Ich höre jetzt nicht nur in Presseveröffentlichungen, sondern auch bei Diskussionen immer wieder, daß inzwischen viele Investoren verunsichert sind und fragen, wohin es denn nun geht.
Wir brauchen einen etwas längeren Atem, beispielsweise auch, was die Finanzierung der Wohnungsbaupolitik anbetrifft. Der Bundeshaushalt für 1995, wie er von der Bundesregierung vorgelegt worden ist und dieses Hohe Haus ihn beschlossen hat, zeigt in der Wohnungspolitik diesen langen Atem nicht. Er ist nach wie vor von kurzfristigen Programmen gekennzeichnet. Das Sonderprogramm wird weitgehend abgebaut. Der Schuldzinsenabzug, den ich nie befürwortet habe, aber den wir nun einmal als ein Finanzierungsinstrument hatten, wird nicht fortgeführt. So kann es nicht gehen. Wir brauchen auch im Hinblick auf die finanziellen Rahmenbedingungen mehr Langfristigkeit und mehr Sicherheit auch für die Investoren.
Um auf das Gutachten zurückzukommen: Wichtige Erkenntnisse hat uns ja nicht erst das Gutachten vermitteln müssen. Daß man das Wohneigentum angemessener fördern kann, habe ich schon 1990 durch eine Bundesratsinitiative deutlich gemacht. Da hatte ich nämlich schon eine Änderung des § 10e EStG mit dem Instrument eines einkommensunabhängigen Abzugs von der Steuerschuld und eine Erhöhung des Baukindergeldes vorgeschlagen. 1990! Ich bin ja sehr froh, Herr Kollege Töpfer, daß Sie inzwischen auch zu der Erkenntnis gekommen und durch das Gutachten darin bestärkt worden sind, daß dies das
Ministerin Ilse Brusis
bessere Instrument ist. Nur: Wo bleibt eigentlich die Gesetzesinitiative? Die brauchen wir jetzt.
Wir müssen ab 1. Januar 1996 eine bessere steuerliche Förderung haben, um einen neuen Anschub in die Wohnungsbaupolitik hineinzubekommen.
Vorhin ist behauptet worden, es lägen doch Gesetzesentwürfe von Baden-Württemberg und Rheinland-Pfalz vor. Wo denn? Es gibt eine Entschließung des Bundesrates auf der Grundlage eines Antrages des Landes Baden-Württemberg, keinen Gesetzentwurf.

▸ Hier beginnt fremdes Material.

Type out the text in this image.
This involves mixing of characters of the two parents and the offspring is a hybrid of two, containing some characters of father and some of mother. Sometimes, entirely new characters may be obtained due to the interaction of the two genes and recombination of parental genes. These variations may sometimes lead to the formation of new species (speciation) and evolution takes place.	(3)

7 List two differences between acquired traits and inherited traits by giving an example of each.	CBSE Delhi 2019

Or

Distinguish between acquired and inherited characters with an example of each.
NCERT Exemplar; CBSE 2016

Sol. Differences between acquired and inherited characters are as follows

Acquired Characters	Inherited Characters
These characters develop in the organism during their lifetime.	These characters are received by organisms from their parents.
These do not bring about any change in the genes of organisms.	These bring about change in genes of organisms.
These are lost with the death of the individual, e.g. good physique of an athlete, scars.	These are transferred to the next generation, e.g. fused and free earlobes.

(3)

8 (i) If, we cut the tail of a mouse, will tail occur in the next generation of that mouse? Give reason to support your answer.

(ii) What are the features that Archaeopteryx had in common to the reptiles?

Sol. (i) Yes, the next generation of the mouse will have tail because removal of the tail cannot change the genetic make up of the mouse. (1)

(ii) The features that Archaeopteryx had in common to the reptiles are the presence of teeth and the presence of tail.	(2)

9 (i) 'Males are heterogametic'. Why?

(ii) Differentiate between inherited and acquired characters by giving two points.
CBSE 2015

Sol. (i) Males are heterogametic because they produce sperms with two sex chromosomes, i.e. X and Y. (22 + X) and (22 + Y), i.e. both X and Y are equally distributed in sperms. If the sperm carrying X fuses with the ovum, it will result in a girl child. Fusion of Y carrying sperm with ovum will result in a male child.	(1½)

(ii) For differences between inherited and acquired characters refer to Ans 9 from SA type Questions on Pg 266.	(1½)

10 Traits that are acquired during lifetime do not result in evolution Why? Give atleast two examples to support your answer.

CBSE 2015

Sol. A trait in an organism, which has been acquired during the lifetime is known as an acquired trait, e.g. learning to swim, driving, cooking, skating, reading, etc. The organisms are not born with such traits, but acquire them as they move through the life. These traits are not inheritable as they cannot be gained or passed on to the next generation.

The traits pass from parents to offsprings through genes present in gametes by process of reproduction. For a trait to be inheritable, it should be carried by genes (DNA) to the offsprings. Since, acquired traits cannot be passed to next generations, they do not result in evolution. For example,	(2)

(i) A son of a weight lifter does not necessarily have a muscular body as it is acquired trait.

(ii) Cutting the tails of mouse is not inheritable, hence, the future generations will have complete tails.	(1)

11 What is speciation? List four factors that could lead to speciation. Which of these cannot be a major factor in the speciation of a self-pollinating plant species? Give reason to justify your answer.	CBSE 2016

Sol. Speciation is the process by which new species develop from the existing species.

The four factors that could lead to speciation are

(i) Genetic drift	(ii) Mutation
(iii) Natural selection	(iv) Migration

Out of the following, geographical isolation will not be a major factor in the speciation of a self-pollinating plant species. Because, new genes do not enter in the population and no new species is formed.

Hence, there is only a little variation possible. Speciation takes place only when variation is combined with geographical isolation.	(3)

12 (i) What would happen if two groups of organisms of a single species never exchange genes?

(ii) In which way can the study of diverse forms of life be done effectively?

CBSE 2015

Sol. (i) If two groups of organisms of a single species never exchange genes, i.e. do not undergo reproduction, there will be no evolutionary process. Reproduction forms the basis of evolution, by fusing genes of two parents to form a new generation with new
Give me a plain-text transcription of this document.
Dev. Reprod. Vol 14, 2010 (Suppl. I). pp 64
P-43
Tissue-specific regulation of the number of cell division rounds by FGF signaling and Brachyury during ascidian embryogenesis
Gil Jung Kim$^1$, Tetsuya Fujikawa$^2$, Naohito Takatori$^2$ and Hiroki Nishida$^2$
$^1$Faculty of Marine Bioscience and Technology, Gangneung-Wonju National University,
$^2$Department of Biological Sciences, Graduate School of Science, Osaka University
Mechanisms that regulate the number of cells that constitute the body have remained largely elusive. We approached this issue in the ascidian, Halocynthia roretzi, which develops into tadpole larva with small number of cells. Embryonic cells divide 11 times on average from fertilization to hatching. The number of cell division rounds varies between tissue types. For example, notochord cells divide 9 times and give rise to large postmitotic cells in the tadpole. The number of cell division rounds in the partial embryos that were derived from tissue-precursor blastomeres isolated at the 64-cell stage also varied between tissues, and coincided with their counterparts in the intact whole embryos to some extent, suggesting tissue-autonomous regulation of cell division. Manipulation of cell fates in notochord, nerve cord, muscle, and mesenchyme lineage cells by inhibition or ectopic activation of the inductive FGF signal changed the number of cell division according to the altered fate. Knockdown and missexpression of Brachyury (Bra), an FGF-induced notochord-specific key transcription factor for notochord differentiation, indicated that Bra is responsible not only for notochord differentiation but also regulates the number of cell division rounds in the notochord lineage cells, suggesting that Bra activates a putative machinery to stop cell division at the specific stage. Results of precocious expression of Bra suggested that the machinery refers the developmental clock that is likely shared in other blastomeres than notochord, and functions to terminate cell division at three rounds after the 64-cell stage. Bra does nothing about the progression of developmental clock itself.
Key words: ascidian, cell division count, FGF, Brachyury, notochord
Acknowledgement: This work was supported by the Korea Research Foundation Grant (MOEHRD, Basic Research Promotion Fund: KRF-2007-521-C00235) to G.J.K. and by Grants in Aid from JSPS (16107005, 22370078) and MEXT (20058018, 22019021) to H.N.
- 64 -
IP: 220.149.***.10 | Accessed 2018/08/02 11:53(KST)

Einen Gesetzentwurf des Landes Rheinland-Pfalz kenne ich auch nicht. Ich kenne ein sehr diskussionswürdiges Konzept meines Kollegen Mittler. Aber woran liegt es denn, daß es kein Gesetzentwurf des Landes Rheinland-Pfalz ist?
Wenn Sie, Herr Kollege Töpfer, mir Wahlkampf unterstellen, dann will ich deutlich sagen: An dieser Stelle mache ich Wahlkampf, weil nämlich dieses Exempel deutlich macht, wie wichtig klare, eindeutige, absolute Mehrheiten sind; denn in bestimmten Fragen kann man sich auf Koalitionspartner nicht verlassen.
Das zeigt dieses Beispiel des § 10e EStG und seine Diskussion in einigen Bundesländern.
Wo bleibt denn Ihr Gesetzentwurf, Herr Kollege Töpfer? Ich unterstütze Sie, wenn Sie über einen einkommensunabhängigen Abzug von der Steuerschuld sprechen. Die Landesregierung NordrheinWestfalen wird in dieser Frage tätig werden. Wir werden einen Gesetzentwurf vorlegen, wie wir es in der letzten Legislaturperiode schon mehrfach gemacht haben. Wir werden damit insbesondere die jungen Haushalte, die jungen Familien unterstützen. Wir werden das Baukindergeld anheben und damit insbesondere die Familien mit Kindern unterstützen.